Le chimiste de demain devra donc savoir travailler main dans la main avec ces nouvelles technologies. Il ou elle ne se limitera plus à manipuler directement les produits au laboratoire, mais concevra et pilotera des campagnes expérimentales à grande échelle, interprétera les résultats avec l’aide de l’IA, et saura intégrer des compétences en data science dans sa pratique quotidienne. En somme, le métier évoluera vers une collaboration étroite entre l’humain et la machine : la créativité et la vision du chercheur, renforcées par la puissance de l’automatisation et de l’intelligence artificielle.
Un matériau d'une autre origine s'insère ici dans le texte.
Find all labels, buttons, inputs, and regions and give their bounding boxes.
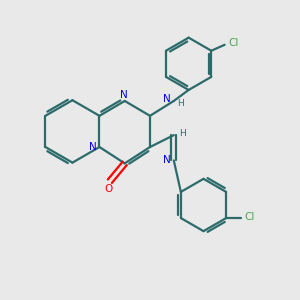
Text: H: H: [177, 99, 184, 108]
Text: N: N: [164, 94, 171, 104]
Text: N: N: [89, 142, 97, 152]
Text: Cl: Cl: [228, 38, 239, 48]
Text: N: N: [120, 90, 128, 100]
Text: Cl: Cl: [245, 212, 255, 223]
Text: O: O: [104, 184, 112, 194]
Text: H: H: [179, 129, 185, 138]
Text: N: N: [164, 155, 171, 165]
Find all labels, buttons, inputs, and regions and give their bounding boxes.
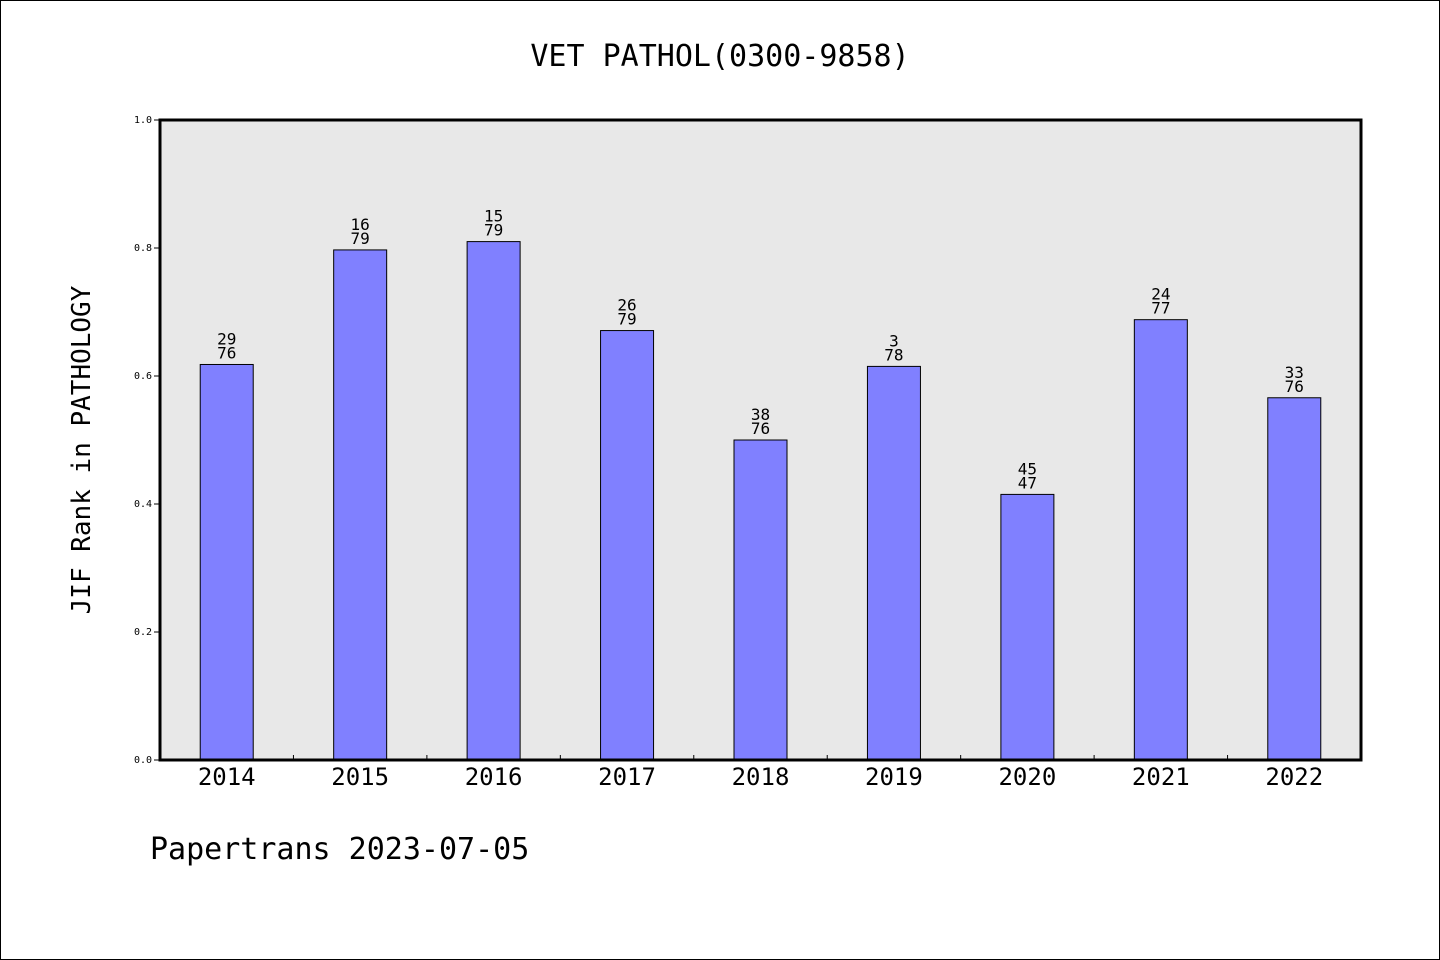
y-tick-label: 0.0 bbox=[134, 755, 152, 766]
bar-rank-label: 45 bbox=[1018, 459, 1037, 478]
bar-2015 bbox=[333, 249, 388, 761]
y-axis-label: JIF Rank in PATHOLOGY bbox=[67, 285, 97, 614]
y-tick-label: 0.4 bbox=[134, 499, 152, 510]
bar-rank-label: 15 bbox=[484, 207, 503, 226]
axis-layer: 0.0 0.2 0.4 0.6 0.8 1.0 2014 2015 2016 2017 2018 20… bbox=[134, 115, 1323, 791]
bar-total-label: 77 bbox=[1151, 299, 1170, 318]
bar-total-label: 76 bbox=[217, 343, 236, 362]
bar-total-label: 79 bbox=[351, 229, 370, 248]
bar-2021 bbox=[1133, 319, 1188, 761]
y-tick-label: 1.0 bbox=[134, 115, 152, 126]
x-tick-label: 2019 bbox=[865, 763, 923, 791]
bar-total-label: 47 bbox=[1018, 473, 1037, 492]
bar-total-label: 79 bbox=[617, 310, 636, 329]
bar-rank-label: 26 bbox=[617, 296, 636, 315]
bar-2017 bbox=[600, 330, 655, 761]
plot-border bbox=[158, 118, 1363, 762]
x-tick-label: 2015 bbox=[331, 763, 389, 791]
x-tick-label: 2022 bbox=[1265, 763, 1323, 791]
bar-rank-label: 29 bbox=[217, 329, 236, 348]
x-tick-label: 2014 bbox=[198, 763, 256, 791]
bar-2022 bbox=[1267, 397, 1322, 761]
x-tick-label: 2021 bbox=[1132, 763, 1190, 791]
bar-2020 bbox=[1000, 493, 1055, 761]
y-tick-label: 0.8 bbox=[134, 243, 152, 254]
x-tick-label: 2017 bbox=[598, 763, 656, 791]
bar-total-label: 76 bbox=[751, 419, 770, 438]
bar-rank-label: 38 bbox=[751, 405, 770, 424]
bar-2014 bbox=[199, 363, 254, 761]
bar-2019 bbox=[866, 365, 921, 761]
bar-total-label: 78 bbox=[884, 345, 903, 364]
bar-rank-label: 24 bbox=[1151, 285, 1170, 304]
x-tick-label: 2020 bbox=[998, 763, 1056, 791]
bar-rank-label: 16 bbox=[351, 215, 370, 234]
bar-rank-label: 3 bbox=[889, 331, 899, 350]
bar-total-label: 79 bbox=[484, 221, 503, 240]
bar-2016 bbox=[466, 241, 521, 761]
y-tick-label: 0.2 bbox=[134, 627, 152, 638]
bar-total-label: 76 bbox=[1285, 377, 1304, 396]
bar-2018 bbox=[733, 439, 788, 761]
footer-credit: Papertrans 2023-07-05 bbox=[150, 832, 530, 867]
chart-title: VET PATHOL(0300-9858) bbox=[530, 39, 909, 74]
bar-rank-label: 33 bbox=[1285, 363, 1304, 382]
y-tick-label: 0.6 bbox=[134, 371, 152, 382]
x-tick-label: 2018 bbox=[732, 763, 790, 791]
x-tick-label: 2016 bbox=[465, 763, 523, 791]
En quoi ChemAI peut-il contribuer à relever certains grands défis actuels — comme la transition énergétique, la lutte contre la pollution ou la découverte de nouveaux médicaments ?


Les grands défis de notre époque – développer des sources d'énergie durables, lutter contre la pollution, inventer de nouveaux médicaments – nécessitent des solutions rapides. Or, la recherche en chimie est souvent un processus long et complexe, car chaque nouvelle molécule ou matériau demande des années d’essais et d’erreurs.
 
Avec ChemAI, nous voulons accélérer ce rythme. En améliorant la manière dont les données sont collectées et partagées, et en utilisant des modèles d’IA pour guider nos choix expérimentaux, nous pouvons prendre des décisions plus efficaces et concentrer nos efforts là où les chances de succès sont les plus grandes. Cela signifie avancer plus vite dans la mise au point de matériaux pour capter le CO₂, dans l’optimisation de procédés chimiques plus durables, ou encore dans l’identification de molécules thérapeutiques prometteuses.
 
En un mot, ChemAI vise à transformer la vitesse du progrès en chimie, pour que la recherche puisse répondre plus rapidement et plus efficacement aux enjeux cruciaux de la société.